Saturday, March 1, 2014

Re: No Right to Invidious Discrimination in Public Arena

Steve Temple Tom Anderson unfortunately your argument is flawed at its base, My private business is in my private building that I open to the public for purposes of commerce (just like the muslim or jewish butcher), I refuse service to those imdo not want to do business with, they are free to go and do business with my competitors. If I were a government institution or an institution funded by the government you MIGHT have a point, but I am not. If I choose to not support, promote, or associate with a person or persons it is my right...


Steve Temple Also the government should not be in the business of limiting the individual, it also should not be in the business of promoting the aberrant or deviant behavior of individuals, it should be neutral and let the people and free enterprise work it out.
about an hour ago · 

My reply:

Steve Temple. You have not demonstrated any flaw. Please consider any two business entities. Each owns its own property and can, in principle, determine use and disposal of said property. If one of the businesses wishes to make use of the other business' property, such as access rights, then it must agree to the terms offered. It does not have a right to use the other business' property. That is the capitalist model in which property rights, as individual rights, are respected and protected.

Now the public road is owned by those who paid for it, i.e. the taxpayers, and the government, at various levels, exists as the agent of the owners, i.e. the taxpaying public. Taxpayers then have a right to determine the conditions under which they make said public property available for use to anyone wishing to make use of it.

Any business accessing the public infrastructure must conform in its behavior to those rules--laws--the public (through government) has determined for its use and disposal. Just as Jim Crow laws required such business to segregate by race, the 1964 Civil Rights Act, as well as the US Supreme Court, has determined that invidious discrimination in "public accommodations" is illegal; and, of course, it is also immoral since it is irrational for business to so discriminate.

If the road were purely privately owned, and did not form any link to public roadways or other publicly-owned infrastructure, then, by these lights, it would be legally free to discriminate invidiously.
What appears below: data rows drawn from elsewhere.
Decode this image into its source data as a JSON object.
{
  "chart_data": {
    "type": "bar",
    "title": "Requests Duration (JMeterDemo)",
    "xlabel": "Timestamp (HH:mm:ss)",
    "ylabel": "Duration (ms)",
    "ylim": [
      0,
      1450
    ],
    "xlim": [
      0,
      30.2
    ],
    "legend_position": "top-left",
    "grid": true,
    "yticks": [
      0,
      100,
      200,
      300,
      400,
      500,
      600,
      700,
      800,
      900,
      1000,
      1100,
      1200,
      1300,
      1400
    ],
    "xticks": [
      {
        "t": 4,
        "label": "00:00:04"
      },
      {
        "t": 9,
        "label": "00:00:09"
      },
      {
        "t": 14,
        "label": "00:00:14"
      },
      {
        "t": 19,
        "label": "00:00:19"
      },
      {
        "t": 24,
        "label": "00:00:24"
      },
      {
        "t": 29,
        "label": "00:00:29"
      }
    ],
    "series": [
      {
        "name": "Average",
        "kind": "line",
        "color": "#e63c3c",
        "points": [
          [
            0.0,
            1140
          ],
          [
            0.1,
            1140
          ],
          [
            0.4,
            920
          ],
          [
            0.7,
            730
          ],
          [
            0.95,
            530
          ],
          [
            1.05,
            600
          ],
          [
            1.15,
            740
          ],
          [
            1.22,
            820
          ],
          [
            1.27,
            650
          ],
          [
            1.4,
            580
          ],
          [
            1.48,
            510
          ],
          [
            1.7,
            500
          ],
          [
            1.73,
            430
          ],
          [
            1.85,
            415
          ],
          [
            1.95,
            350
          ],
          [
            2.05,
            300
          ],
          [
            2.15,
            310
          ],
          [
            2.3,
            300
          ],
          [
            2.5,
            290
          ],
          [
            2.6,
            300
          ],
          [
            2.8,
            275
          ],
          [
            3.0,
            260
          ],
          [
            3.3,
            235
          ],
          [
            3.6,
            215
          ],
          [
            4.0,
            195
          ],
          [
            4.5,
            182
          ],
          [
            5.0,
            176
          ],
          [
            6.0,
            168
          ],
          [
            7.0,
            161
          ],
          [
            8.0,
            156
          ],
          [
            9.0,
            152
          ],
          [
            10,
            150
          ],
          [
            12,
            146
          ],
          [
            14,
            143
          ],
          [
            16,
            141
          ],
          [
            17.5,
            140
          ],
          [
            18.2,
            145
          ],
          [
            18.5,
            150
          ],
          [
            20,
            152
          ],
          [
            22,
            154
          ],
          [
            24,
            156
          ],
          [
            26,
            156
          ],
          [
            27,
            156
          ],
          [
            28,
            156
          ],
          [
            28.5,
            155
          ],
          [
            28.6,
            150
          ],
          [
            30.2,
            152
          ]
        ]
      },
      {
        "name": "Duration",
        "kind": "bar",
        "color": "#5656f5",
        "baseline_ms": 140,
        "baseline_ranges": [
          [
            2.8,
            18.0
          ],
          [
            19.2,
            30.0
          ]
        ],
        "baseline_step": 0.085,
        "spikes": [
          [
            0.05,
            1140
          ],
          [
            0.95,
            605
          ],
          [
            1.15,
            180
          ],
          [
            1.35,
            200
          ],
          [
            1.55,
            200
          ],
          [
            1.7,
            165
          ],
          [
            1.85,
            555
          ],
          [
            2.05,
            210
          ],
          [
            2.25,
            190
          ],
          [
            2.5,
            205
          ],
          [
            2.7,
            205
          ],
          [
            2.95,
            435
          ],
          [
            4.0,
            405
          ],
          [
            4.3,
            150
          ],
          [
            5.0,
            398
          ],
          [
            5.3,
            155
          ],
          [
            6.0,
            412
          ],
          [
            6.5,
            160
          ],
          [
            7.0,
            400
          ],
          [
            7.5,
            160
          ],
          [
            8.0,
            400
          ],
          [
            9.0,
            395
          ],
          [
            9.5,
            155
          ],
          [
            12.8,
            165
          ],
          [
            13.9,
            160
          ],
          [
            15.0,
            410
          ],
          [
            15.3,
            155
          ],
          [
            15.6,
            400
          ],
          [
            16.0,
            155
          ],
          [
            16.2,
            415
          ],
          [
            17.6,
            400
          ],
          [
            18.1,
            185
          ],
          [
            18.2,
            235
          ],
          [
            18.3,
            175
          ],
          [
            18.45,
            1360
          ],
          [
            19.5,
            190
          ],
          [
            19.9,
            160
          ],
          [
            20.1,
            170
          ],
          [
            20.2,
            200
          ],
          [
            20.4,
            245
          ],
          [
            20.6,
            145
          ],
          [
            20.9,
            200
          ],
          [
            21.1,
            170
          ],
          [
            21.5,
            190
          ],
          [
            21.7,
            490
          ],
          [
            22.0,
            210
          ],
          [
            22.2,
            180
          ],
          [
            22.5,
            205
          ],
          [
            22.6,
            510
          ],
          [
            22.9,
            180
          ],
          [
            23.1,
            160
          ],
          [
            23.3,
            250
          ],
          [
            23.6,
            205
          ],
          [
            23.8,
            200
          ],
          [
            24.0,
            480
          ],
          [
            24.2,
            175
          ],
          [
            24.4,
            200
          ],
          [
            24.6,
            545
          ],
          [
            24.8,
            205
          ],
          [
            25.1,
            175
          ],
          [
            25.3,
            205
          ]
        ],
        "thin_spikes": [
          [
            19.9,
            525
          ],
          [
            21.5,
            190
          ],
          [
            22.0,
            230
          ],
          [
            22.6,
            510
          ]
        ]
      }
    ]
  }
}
Frankly, it is difficult to see how any such private roads, which I advocate, could escape the requirements of either a public body, or the terms of some large corporation that would undoubtedly behave in a rational manner and similarly require any use (linkage, or access) of (or to) its property to be in accord with the principle of non-invidious discrimination.

As to your other objection, taxpayers are not "limiting" the individual except in the sense that non-owners, or partial-owners, cannot take it upon themselves to determine the policies of a public entity. We have corporate procedures that must be followed in any legal entity that is owned by more than one person. I am a stockholder of Walmart, but I certainly have no right to tell Walmart executives how to run the business in any way, shape or form. I may be able to influence Walmart's policies, IF I owned a significant percentage of the stock, but I would only have influence. My voice alone would not determine anything unless I owned 100% of the stock.

If the taxpayers, through their agency, the government, choose to enforce non-invidious discrimination, then they have that perfect right, within the limits defined by the US Constitution, as interpreted by the US Supreme Court.

Bottom line: If you wish to discriminate against people invidiously, then you have the perfect right to do so in your private home (even though the road on which you live may be public, a private home is not a business, nor is it catering to the general public, and it is therefore not offering an invitation to enter the premises). But your business is not your private home. By its nature, it is open to the public and the only way the public can reach your business is through some use of the public infrastructure. If you don't want to accept the taxpayer-defined rules of access, then don't open for business. You do not have any right to make use of another person's property without his consent, and that includes the taxpayers of this nation.